Книга Меня зовут женщина - Мария Арбатова
Шрифт:
Интервал:
Закладка:
Вегетарианцев и мясоедов кормят по очереди: сегодня сначала первых, потом вторых, завтра – наоборот. В зависимости от пробуждаемости ты становишься то адептом божественной растительности, то пожирателем трупов животных. Влюбленные пары с разными диетическими принципами в ресторане разлучаются. Просто режимное учреждение!
В Новосибирске человек двадцать немецких скрипачей-любителей строятся на перроне и полчаса остановки упоенно играют Моцарта «кто в лес, кто по дрова». Это смотрится дико и сказочно, и ошалевшие новосибирцы долго машут поезду вслед.

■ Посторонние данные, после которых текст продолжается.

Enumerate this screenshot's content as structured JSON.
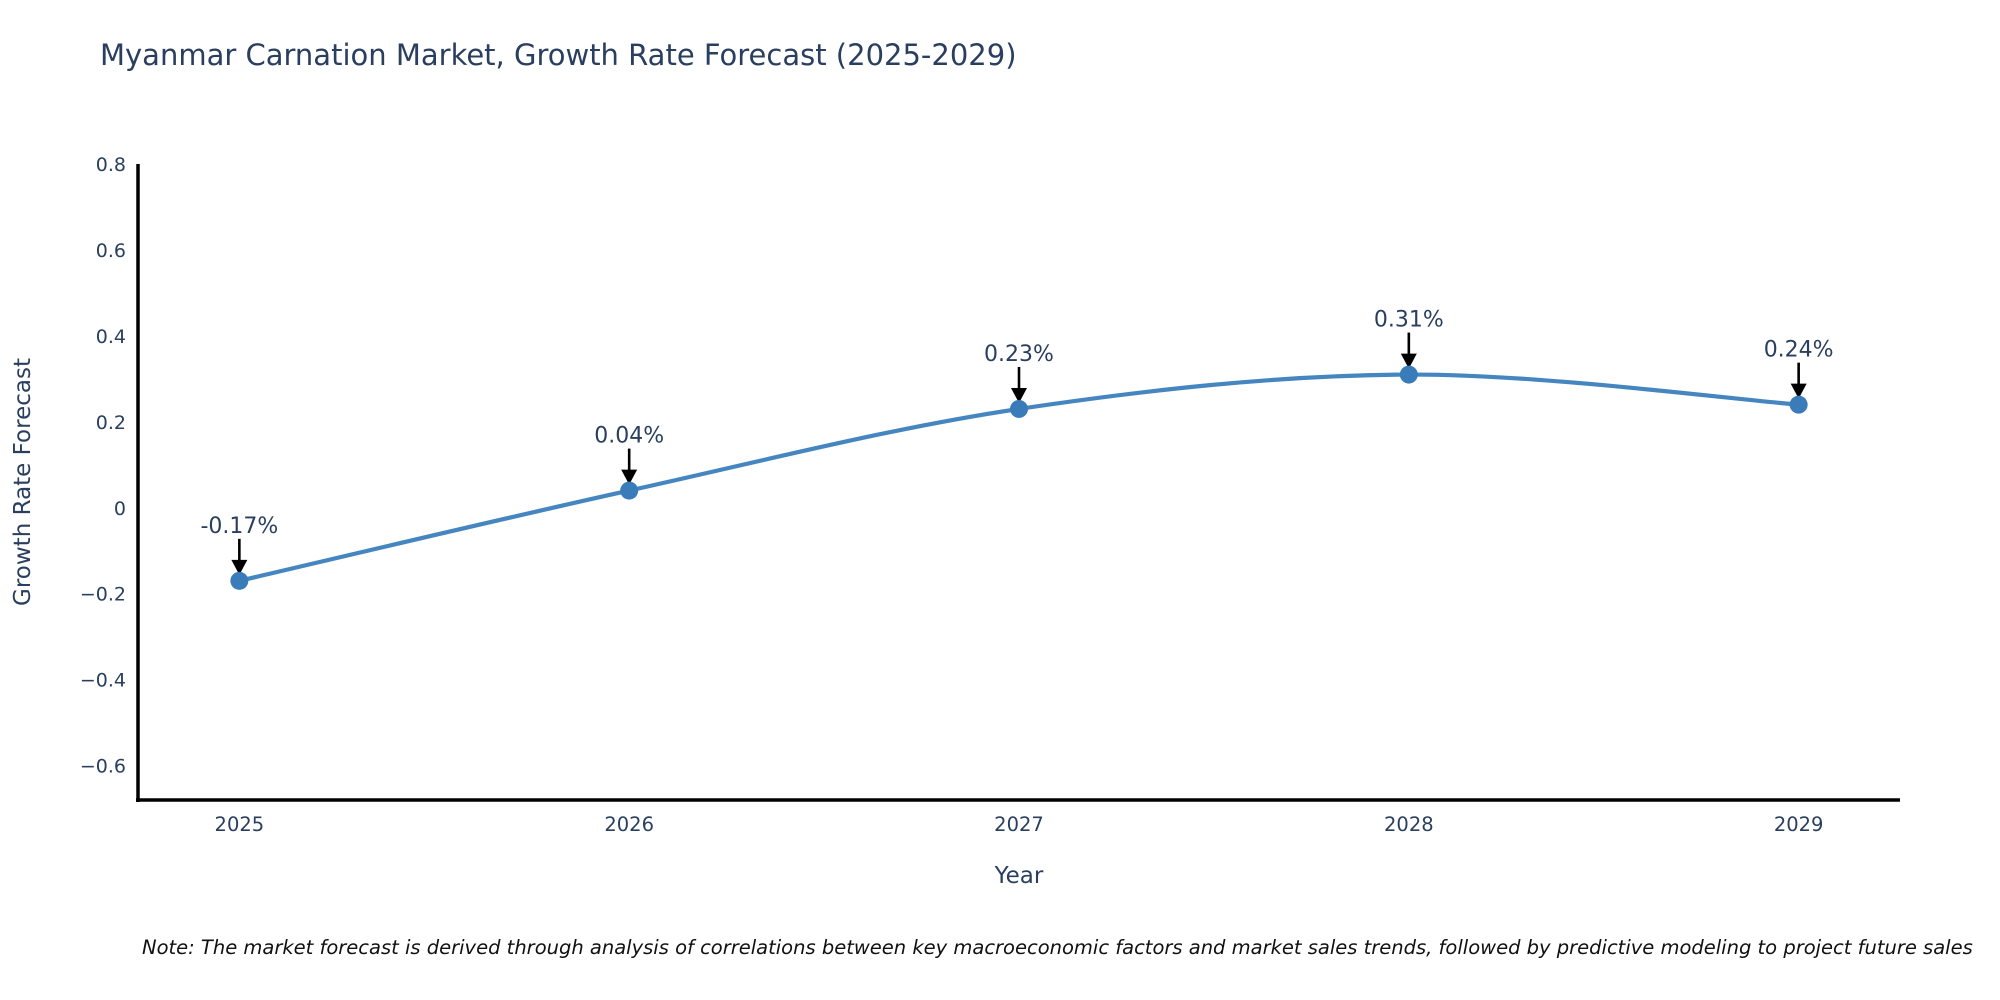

А вечером день рождения Лолы. И скрипачи выстраиваются через весь вагон и устраивают в ее честь концерт, а она обносит их пластмассовыми чашками с вином. И весь поезд приходит в наше купе стаями, и все певцы каравана поют на своих языках, и разгул, втиснутый в геометрию вагона, клубится всю ночь. И возбужденные недосыпом, наркотизированные общением люди подходят к карте и водят по ней пальцами и на смешанных языках в ритмизированном стуком колес пространстве выясняют, где они именно сейчас находятся; и чувство сладкой нереальности делает кровь газированной.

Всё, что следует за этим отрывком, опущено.